We present a field formulation for defects that draws from the classical representation of the cores as force dipoles. We write these dipoles as singular distributions. Exploiting the key insight that the variational setting is the only appropriate one for the theory of distributions, we arrive at universally applicable weak forms for defects in nonlinear elasticity. Remarkably, the standard, Galerkin finite element method yields numerical solutions for the elastic fields of defects that, when parameterized suitably, match very well with classical, linearized elasticity solutions. The true potential of our approach, however, lies in its easy extension to generate solutions to elastic fields of defects in the regime of nonlinear elasticity, and even more notably for Toupin's theory of gradient elasticity at finite strains (Toupin Arch.
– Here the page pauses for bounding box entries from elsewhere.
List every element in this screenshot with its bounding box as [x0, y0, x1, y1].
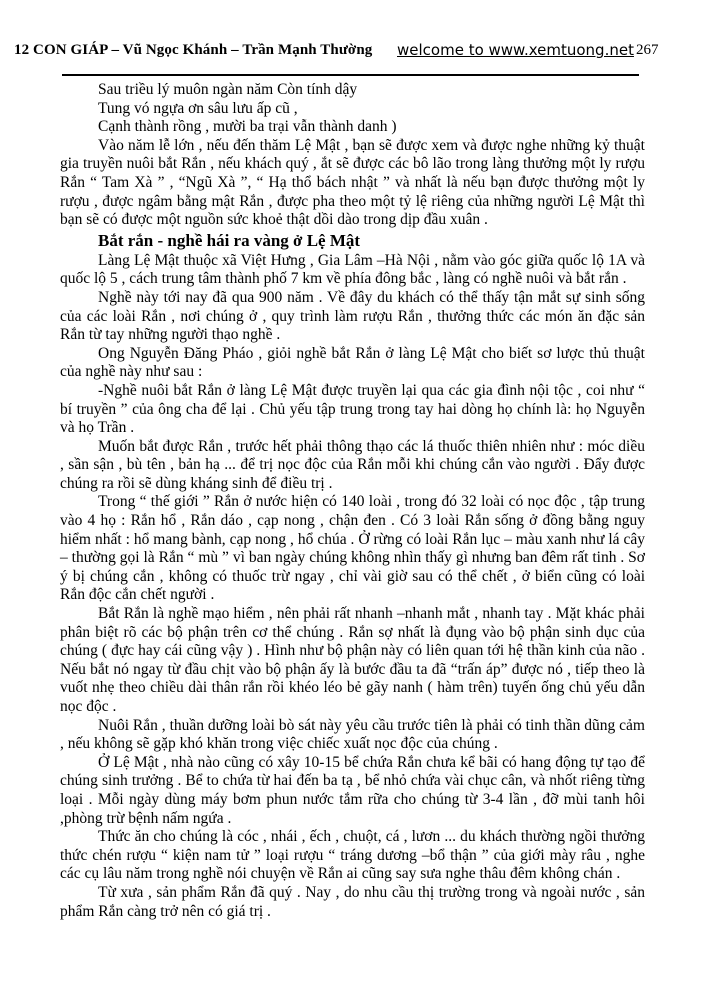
- body-paragraph: Ong Nguyễn Đăng Pháo , giỏi nghề bắt Rắn ở làng Lệ Mật cho biết sơ lược thủ thuật của nghề này như sau :: [60, 344, 645, 381]
- verse-line: Tung vó ngựa ơn sâu lưu ấp cũ ,: [98, 99, 298, 117]
- verse-line: Sau triều lý muôn ngàn năm Còn tính dậy: [98, 81, 358, 98]
- page-number: 267: [636, 42, 659, 58]
- verse-line: Cạnh thành rồng , mười ba trại vẫn thành danh ): [98, 118, 397, 136]
- body-paragraph: Bắt Rắn là nghề mạo hiểm , nên phải rất nhanh –nhanh mắt , nhanh tay . Mặt khác phải phân biệt rõ các bộ phận trên cơ thể chúng . Rắn sợ nhất là đụng vào bộ phận sinh dục của chúng ( đực hay cái cũng vậy ) . Hình như bộ phận này có liên quan tới hệ thần kinh của não . Nếu bắt nó ngay từ đầu chịt vào bộ phận ấy là bước đầu ta đã “trấn áp” được nó , tiếp theo là vuốt nhẹ theo chiều dài thân rắn rồi khéo léo bẻ gãy nanh ( hàm trên) tuyến ống chủ yếu dẫn nọc độc .: [60, 605, 645, 715]
- site-link[interactable]: welcome to www.xemtuong.net: [397, 41, 634, 59]
- section-heading: Bắt rắn - nghề hái ra vàng ở Lệ Mật: [98, 230, 361, 250]
- body-paragraph: Thức ăn cho chúng là cóc , nhái , ếch , chuột, cá , lươn ... du khách thường ngồi thưởng thức chén rượu “ kiện nam tử ” loại rượu “ tráng dương –bổ thận ” của giới mày râu , nghe các cụ lâu năm trong nghề nói chuyện về Rắn ai cũng say sưa nghe thâu đêm không chán .: [60, 828, 645, 883]
- body-paragraph: Từ xưa , sản phẩm Rắn đã quý . Nay , do nhu cầu thị trường trong và ngoài nước , sản phẩm Rắn càng trở nên có giá trị .: [60, 883, 645, 920]
- book-title: 12 CON GIÁP – Vũ Ngọc Khánh – Trần Mạnh Thường: [14, 42, 373, 58]
- page-header: [0, 0, 702, 74]
- body-paragraph: Nuôi Rắn , thuần dưỡng loài bò sát này yêu cầu trước tiên là phải có tinh thần dũng cảm , nếu không sẽ gặp khó khăn trong việc chiếc xuất nọc độc của chúng .: [60, 716, 645, 753]
- body-paragraph: Muốn bắt được Rắn , trước hết phải thông thạo các lá thuốc thiên nhiên như : móc diều , sần sận , bù tên , bản hạ ... để trị nọc độc của Rắn mỗi khi chúng cắn vào người . Đẩy được chúng ra rồi sẽ dùng kháng sinh để điều trị .: [60, 437, 645, 492]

Ration. Mech. Anal., 11 (1962) 385). In computing these solutions we adopt recent numerical work on an isogeometric analytic framework that enabled the first three-dimensional solutions to general boundary value problems of Toupin's theory (Rudraraju et al. Comput. Methods Appl. Mech. Eng., 278 (2014) 705). We first present exhaustive solutions to point defects, edge and screw dislocations, and a study on the energetics of interacting dislocations. Then, to demonstrate the generality and potential of our treatment, we apply it to other complex dislocation configurations, including loops and low-angle grain boundaries.